The view out over the sea is clear, bright, and very blue. Following the trail I come across a few ajummas who are in the fields and working to prepare the crops here for the winter that aren’t rice related. I love the ajumma farmer fashion on display.

As always seems the trend with me, as I am strolling along, snapping photos left and right, I stumble across an interesting sign…

Hmm. I study it for a couple minutes and then it dawns on me, there is an interconnected hiking trail that goes all the way around Namhae! Well, this blows my tiny mind and I get incredibly excited at this thought. Obviously not for this trip, people. But hey, you never know what the future may hold…

Still, I’m here now, and very obviously standing on the trail which is quite helpfully marked by lovely bright ribbons which seem very enticing just to follow for a little bit…

You might be happy to hear that it is my footwear today that puts a cropper to any long adventures. While I love my crocs for general easy walking, they simply aren’t made for rock scrambles, which is what this path turns into about 10 minutes further down the line. Satisfied I have at least seen what ‘could be’ in the future, I turn around and head off in search of sustenance.

Namhae being coastal, I really feel I can’t miss out on trying something seafood-based while here in the village. I passed several restaurants earlier on my way down the hill which I now go seek out, all the while talking internally and assuring myself I will be brave enough to go into one and order food alone. Yes, I am still suffering from this worry even though having been here two months already.
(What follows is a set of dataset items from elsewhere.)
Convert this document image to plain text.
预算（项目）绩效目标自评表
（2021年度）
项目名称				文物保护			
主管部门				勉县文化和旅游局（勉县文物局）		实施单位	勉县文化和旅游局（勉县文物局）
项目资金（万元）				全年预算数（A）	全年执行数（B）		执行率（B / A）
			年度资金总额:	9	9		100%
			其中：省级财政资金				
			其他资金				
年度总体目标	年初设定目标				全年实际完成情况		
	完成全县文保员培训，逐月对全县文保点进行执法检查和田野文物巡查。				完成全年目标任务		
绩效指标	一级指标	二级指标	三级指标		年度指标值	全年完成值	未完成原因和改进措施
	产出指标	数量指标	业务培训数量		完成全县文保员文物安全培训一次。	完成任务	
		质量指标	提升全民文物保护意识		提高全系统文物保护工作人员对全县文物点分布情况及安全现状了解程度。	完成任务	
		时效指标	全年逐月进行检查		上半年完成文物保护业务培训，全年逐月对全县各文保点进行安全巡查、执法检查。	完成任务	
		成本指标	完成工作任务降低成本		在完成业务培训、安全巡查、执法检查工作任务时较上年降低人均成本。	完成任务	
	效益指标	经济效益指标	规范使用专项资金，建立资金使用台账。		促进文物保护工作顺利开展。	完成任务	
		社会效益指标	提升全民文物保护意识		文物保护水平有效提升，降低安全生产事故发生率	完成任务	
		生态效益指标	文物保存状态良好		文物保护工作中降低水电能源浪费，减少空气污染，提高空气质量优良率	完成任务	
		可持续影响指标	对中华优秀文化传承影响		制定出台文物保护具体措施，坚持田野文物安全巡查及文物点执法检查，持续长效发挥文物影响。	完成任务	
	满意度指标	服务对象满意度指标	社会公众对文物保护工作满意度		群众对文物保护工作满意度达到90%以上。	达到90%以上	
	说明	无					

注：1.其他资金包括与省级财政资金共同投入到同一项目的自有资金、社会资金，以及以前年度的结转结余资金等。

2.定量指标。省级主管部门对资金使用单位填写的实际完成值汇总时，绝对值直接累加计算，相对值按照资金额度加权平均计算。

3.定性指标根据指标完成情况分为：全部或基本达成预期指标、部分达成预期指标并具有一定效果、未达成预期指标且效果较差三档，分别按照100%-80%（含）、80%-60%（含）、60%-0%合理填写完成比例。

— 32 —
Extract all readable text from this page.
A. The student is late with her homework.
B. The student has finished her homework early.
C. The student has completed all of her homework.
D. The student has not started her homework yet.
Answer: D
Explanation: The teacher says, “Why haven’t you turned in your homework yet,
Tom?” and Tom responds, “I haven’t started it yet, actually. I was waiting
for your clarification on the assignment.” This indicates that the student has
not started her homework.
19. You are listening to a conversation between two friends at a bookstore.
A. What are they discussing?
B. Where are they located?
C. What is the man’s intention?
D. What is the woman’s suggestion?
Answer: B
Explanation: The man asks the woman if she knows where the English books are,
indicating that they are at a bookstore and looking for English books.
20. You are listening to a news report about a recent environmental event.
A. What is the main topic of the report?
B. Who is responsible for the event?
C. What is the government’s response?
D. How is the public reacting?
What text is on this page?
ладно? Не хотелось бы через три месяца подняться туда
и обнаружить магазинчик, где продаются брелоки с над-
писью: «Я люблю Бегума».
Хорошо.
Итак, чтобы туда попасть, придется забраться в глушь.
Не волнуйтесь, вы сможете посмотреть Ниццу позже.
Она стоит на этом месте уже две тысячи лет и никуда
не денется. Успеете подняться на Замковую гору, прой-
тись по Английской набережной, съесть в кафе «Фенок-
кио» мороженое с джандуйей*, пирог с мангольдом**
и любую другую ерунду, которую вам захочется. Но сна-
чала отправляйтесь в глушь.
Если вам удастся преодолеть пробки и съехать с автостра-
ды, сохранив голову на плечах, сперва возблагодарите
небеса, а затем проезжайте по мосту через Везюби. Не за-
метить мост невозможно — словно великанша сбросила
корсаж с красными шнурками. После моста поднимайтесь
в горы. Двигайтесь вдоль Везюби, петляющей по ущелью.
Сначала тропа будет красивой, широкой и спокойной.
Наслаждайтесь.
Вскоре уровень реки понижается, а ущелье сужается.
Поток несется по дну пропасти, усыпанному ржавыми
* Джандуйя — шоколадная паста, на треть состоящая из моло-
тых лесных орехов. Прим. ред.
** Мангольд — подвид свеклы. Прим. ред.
I spend a few minutes hovering outside two restaurants that sit next to each other; one has a nice outdoor seating area but no menu in sight for me to study before I approach, the other has indoor seating only but I can clearly read what is on offer through the window to practice what I want to say beforehand.

The menu wins out, and in I go, placing an order for haemul kalguksu – seafood noodle soup.

Absolutely no complaints, and once again I cleared everything in every bowl. Was I stuffed afterwards? Completely. Was it a struggle walking back up the hill to the car? Totally. Was it worth it? Without a doubt and I’d do it again in a heartbeat.

Well, I guess that means tomorrow I will be needing to burn some calories. It looks like I’ll be off in search of a mountain to climb!